The $2 billion (Rs.120 billion) Indian cinema completed 100 years in 2013.
Made by Kochi-based graphic designer Satya Raj, the stamps were jointly released by Indian Ambassador Ashok Tomar and curators and directors of the festival – Anand Jyothi and Carina Bini Palackapilly – when the festival officially opened in the capital city of Brasilia early this month, said a statement.
Cultural director of the Brazilian Postal Service Romulo Salvino, and cultural secretary Sueli Navaho and Brazilian and Indian officials attended the ceremony.
Jyothi said the first ever edition of the festival marking 100 years of Indian cinema to be held in South America will later move to important Brazilian cities such as Rio De Janeiro, Reife (northern Brazil) and Porte Alegre (southern Brazil) after the World Cup – June 12-July 13.

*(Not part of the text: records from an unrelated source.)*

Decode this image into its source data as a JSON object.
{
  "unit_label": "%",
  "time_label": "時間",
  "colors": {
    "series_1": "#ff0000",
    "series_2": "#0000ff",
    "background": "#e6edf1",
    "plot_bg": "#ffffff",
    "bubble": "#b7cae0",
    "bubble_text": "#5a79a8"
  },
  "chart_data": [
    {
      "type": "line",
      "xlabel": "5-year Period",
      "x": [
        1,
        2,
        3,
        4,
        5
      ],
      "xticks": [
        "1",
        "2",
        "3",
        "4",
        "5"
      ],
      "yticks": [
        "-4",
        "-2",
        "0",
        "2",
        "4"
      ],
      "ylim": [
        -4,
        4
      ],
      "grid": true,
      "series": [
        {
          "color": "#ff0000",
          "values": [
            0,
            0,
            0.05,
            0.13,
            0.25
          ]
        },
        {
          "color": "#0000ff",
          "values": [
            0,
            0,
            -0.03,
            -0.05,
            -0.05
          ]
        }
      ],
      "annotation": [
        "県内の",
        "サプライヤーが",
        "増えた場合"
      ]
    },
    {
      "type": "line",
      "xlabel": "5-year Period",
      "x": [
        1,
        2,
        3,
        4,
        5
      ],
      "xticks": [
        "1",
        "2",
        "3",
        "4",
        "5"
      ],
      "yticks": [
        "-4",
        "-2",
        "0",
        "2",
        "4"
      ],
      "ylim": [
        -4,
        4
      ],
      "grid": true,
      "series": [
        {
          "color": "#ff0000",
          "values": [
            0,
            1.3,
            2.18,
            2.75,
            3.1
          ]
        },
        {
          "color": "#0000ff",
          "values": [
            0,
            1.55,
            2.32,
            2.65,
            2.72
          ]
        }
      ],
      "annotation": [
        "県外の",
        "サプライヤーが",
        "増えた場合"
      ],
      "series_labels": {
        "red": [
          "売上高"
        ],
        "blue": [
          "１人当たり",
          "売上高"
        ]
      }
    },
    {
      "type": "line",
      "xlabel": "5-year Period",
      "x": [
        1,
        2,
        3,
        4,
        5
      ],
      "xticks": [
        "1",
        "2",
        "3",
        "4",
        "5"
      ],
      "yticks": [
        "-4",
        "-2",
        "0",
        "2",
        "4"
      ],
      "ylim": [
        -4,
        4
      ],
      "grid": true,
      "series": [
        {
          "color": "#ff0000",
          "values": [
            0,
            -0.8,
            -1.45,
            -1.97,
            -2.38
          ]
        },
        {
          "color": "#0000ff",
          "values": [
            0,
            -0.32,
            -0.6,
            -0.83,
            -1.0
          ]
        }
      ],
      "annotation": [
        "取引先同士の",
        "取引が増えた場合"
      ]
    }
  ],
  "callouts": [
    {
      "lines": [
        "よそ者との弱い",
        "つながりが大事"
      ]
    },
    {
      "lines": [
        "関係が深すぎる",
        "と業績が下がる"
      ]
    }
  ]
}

The festival, with focus on parallel art movies, is organised by Tantri Arte, a production house run by film curator couple Jyothi, a Malayali and his Brazilian wife Carina Bini, in collaboration with Brazilian cultural ministry.
The couple has been working as a cultural link between Brazil and India for over 15 years, and the film festival was one of their major initiatives that received recognition of both the governments.
Jyothi said the films were being well received by the Brazilian cinema connoisseurs and critics with Adoor Gopalakrishnan’s award-winning “Katha Purushan” winning special accolades.
The couple organised the Indian film festivals in five Brazilian cities during 2011 and 2012. For their 2012 efforts, which saw the screening of 35 Indian films during a month, they won official recognition as the Best Foreign Film Festival.
The fest was curated to bring together top contemporary Indian cinema in different languages made by such maestros as Adoor, Girish Kasravalli, Shyam Benegal, and Anand Gandhi among others, Jyothi said.